The government is dealing with national politics instead of socio-economic ones. After the National Assembly of the Republika Srpska amended the Law on the Implementation of Decisions of the Commission for the Protection of National Monuments of Bosnia and Herzegovina and deleted the phrase Bosnia and Herzegovina from this name, opportunities are opening up for further collapse of the state and strategic action of Dodik’s policy. This time, the controversial changes were supported by three SDP representatives in the RS National Assembly. Why?
At the last session of the RS National Assembly, the Law on Amendments to the Law on the Implementation of Decisions of the Commission for the Protection of National Monuments of Bosnia and Herzegovina was adopted. The new decision deletes the term “Bosnia and Herzegovina”, and automatically characterizes national monuments only as entity monuments and places them under the jurisdiction of the RS Ministry of Spatial Planning, Construction and Ecology:
“In the Law on the Implementation of Decisions of the Commission for the Protection of National Monuments Established in Accordance with Annex 8 of the General Framework Agreement for Peace in Bosnia and Herzegovina, in Article 2, paragraph 1, after the word ‘monument’, the words ‘Bosnia and Herzegovina’ are deleted.”
The deputies adopted the amendments almost unanimously. Interestingly, the deputies from the SDP were also in favor of deleting the term Bosnia and Herzegovina: Andrea Gajić, Saša Grbić and Mirsad Duratović. They did not see anything controversial in this. On the contrary, they welcomed the decision under the justification that they were respecting the Dayton Agreement.
“That was a harmonization with Annex 8 of the Dayton Agreement. Someone who negotiated, harmonized and signed the Dayton Agreement in Annex 8 stated that the commission was called the Commission for the Protection of National Monuments, and throughout Annex 8, national monuments are not treated, that is, there is no mention of the ‘national monument of Bosnia and Herzegovina’,” says Mirsad Duratović, a representative of the Movement for the State in the National Assembly of the RS (SDP).
The name Bosnia and Herzegovina divided the former coalition partners – the Movement for the State. Each has its own version of defending the integrity of the state. Some deal with the essence, others with the sacred letter of the constitution. Under the guise of respecting the Dayton Agreement, space is being opened for it to be rendered meaningless. Deleting the term Bosnia and Herzegovina from all legal and by-laws in the entity of Republika Srpska is actually fulfilling the goals set out in the resolution at the All-Serbian Parliament, warns independent representative in the National Assembly of the RS Ramiz Salkić:
“The aim is to prevent the decisions of the Commission for the Protection of National Monuments of Bosnia and Herzegovina from being directly applicable in this entity.
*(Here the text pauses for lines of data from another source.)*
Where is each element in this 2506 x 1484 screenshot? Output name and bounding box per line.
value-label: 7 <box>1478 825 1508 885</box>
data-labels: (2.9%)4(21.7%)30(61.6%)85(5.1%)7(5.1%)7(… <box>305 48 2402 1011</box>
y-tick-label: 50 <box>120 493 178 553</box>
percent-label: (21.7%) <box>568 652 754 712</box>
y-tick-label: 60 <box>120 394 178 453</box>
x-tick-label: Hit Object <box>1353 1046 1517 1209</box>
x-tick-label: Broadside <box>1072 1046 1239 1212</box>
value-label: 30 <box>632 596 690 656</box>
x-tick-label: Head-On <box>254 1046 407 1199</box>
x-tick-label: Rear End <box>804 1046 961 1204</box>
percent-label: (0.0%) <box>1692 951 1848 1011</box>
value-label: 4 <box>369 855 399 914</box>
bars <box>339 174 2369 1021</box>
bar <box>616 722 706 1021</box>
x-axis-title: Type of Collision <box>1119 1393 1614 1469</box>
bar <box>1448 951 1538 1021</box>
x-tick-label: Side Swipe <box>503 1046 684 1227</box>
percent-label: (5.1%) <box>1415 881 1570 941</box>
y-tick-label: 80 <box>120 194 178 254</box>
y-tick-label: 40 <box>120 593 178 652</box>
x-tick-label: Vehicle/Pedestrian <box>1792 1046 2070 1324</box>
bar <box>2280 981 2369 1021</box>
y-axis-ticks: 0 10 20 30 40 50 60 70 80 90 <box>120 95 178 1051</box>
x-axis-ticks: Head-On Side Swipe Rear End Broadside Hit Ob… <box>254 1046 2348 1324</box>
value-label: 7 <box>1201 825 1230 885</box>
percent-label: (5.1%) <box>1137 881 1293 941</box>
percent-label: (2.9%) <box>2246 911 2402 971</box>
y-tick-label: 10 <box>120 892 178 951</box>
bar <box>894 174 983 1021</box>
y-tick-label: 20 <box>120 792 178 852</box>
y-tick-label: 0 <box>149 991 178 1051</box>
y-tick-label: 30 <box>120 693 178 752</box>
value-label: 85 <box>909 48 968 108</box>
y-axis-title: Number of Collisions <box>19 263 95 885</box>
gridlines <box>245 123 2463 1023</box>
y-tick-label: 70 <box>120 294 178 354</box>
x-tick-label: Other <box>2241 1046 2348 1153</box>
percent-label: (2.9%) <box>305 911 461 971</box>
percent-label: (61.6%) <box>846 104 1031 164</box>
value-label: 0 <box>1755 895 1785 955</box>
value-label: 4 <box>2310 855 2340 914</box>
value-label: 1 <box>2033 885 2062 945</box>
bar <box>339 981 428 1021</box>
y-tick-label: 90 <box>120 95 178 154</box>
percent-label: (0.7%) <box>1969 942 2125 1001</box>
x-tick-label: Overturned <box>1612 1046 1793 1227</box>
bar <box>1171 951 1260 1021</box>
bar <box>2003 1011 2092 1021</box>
The ministry and the competent inspectorates are left with the opportunity to assess, evaluate and, probably, change the decisions of the Commission for the Protection of National Monuments of Bosnia and Herzegovina in such a way that no national monument of Bosnia and Herzegovina can exist in this entity.”
The entity, not the Commission for the Protection of National Monuments of Bosnia and Herzegovina, decides on amendments to the law on measures to protect national monuments. Incidentally, as the SDP representatives stated in their explanation for the vote, the term “Bosnia and Herzegovina” does not appear anywhere in the Constitution of Bosnia and Herzegovina, but this is because the Commission initially played the role of a non-governmental organization, not a state institution. Regardless, the Commission’s decisions are binding in both entities.
“The member from RS, throughout her work in the Commission, for the last three or four years, has worked towards interpreting Annex 8 of the Dayton Agreement, stating that the Commission is a name without Bosnia and Herzegovina, and that it only proclaims a national monument, and does not provide protection measures, and that all of this is the obligation of the entity,” points out Faruk Kapidžić, a member of the Commission for the Protection of National Monuments of BiH.
In attempting to derogate state institutions, the RS National Assembly is only showing its own crisis, and is not doing anything essential to help the residents of this entity, experts conclude. Nationalism will not feed the hungry and warm the cold.
“I understand that here, simply, our entire mind, including politics, is quite nationalized, as if it were a kind of infection of that nationalism. For God’s sake, all of this is located on the territory of Bosnia and Herzegovina, which is a state that is fragile in many aspects from a political perspective, but a state that is proud and has it on its territory. These attempts are tragicomic,” says Pavle Mijović, a professor at the Catholic Theological Faculty of UNSA.
National monuments remain Bosnia and Herzegovina as long as they are on its soil, the laws will not remove them. They are witnesses of time and government, of those who built them and tried to tear them down.